We note that in the cases of Figure 5 we have verified that the test $JLN{D}_n$ through Equation (3) offers lower p-value than the version given by Equation (2). In the cases of Figure 6 and Figure 8, it may simply be an effect of computational precision. For the other cases, it is necessary to take into account that the Bootstrap version, by tending to create more ties, shows a tendency to underestimate the cumulative distribution, in other words, ${\widehat{F}}_{JLN{D}_n}^B\left(q\right)\le F_{JLN{D}_n}\left(q\right)$ where $F_{JLN{D}_n}(·)$ is the true cumulative distribution. Due to the increasing tendency shown by the cases addressed (see Figure 5), it is expected that the observed value of the statistic $JLN{D}_n,$ $jln{d}_0,$ in each case is positioned in the upper tail of the distribution, which leads to the p-value be given by $2(1-{\widehat{F}}_{JLN{D}_n}^B\left(jln{d}_0\right)),$ see Definition 4. As a consequence $2(1-{\widehat{F}}_{JLN{D}_n}^B\left(jln{d}_0\right))>2(1-F_{JLN{D}_n}\left(jln{d}_0\right)).$ With the proposal made through Equation (3), we seek to correct the underestimation, since it does not favor the proliferation of ties. Which would explain the relationship between the p-value.

5. Concluding Remarks

In this article, we investigate the performance of the $JLN{D}_n$ statistic to identify dependence on bivariate random vectors from a paired sample of size $n.$ The procedure requires identifying the LNDSS that can be found on the graph between the marginal ranks of the paired observations, see Definitions 1 and 2. The goal is to compare the length of such subsequence (Definition 3) with the length of all possible subsequences, under the assumption of independence.
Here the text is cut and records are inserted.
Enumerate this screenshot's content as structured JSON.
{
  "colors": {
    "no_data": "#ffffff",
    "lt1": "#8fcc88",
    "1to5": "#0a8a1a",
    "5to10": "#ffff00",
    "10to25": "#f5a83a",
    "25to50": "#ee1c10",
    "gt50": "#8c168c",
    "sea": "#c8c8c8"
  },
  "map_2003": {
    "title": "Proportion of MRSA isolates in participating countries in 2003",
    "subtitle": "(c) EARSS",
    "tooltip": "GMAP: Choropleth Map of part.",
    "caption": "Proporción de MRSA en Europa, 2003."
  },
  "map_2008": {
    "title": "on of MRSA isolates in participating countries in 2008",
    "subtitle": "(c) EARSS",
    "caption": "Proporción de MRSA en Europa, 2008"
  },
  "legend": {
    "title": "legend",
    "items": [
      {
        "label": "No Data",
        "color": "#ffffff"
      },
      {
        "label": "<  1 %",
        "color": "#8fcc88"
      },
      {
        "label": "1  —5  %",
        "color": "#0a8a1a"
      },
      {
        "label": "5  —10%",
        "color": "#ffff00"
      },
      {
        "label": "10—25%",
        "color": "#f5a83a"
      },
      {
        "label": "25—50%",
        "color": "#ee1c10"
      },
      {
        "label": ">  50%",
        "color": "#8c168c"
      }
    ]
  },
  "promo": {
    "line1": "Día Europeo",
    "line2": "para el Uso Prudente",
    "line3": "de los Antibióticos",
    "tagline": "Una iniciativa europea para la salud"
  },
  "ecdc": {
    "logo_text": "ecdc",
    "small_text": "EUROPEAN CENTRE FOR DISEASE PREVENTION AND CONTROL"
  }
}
This means, imposing an uniform distribution on the expanded ${\mathcal{S}}_n$ space. For the formulation of the procedure, it is required to estimate the distribution of the statistic $JLN{D}_n,$ under the assumption of independence and, in this paper it is given by Equation (3) (see also Definition 4). The estimation proposed in this paper shows an improved performance compared with the one given in [5], see Section 2.1. The concept, longest non-decreasing subsequence, allows us to build a tool without restrictions over the type of variable, continuous or discrete in which it can be applied. From the simulation study we confirm that the detection power of the procedure occurs in situations with an increasing pattern from left to right and from bottom to top, which is the direction in which the $JLN{D}_n$ statistic is sought (see Figure 1). The observations can be associated with continuous or discrete variables, not affecting the power of the test. The concomitant presence of increasing patterns and decreasing patterns does not necessarily nullify the detection capacity of the procedure if the size of the samples is big enough. We also verify the robustness of the procedure when inspecting cases that suffer contamination that could conceal the dependence. See Table 4, Table 5, Table 6, Table 7 and Table 8, we use different real data sets that expose the versatility of the procedure to reject independence in situations such as (a) in the presence of ties, (b) in the presence of sparseness, (c) in mixed situations.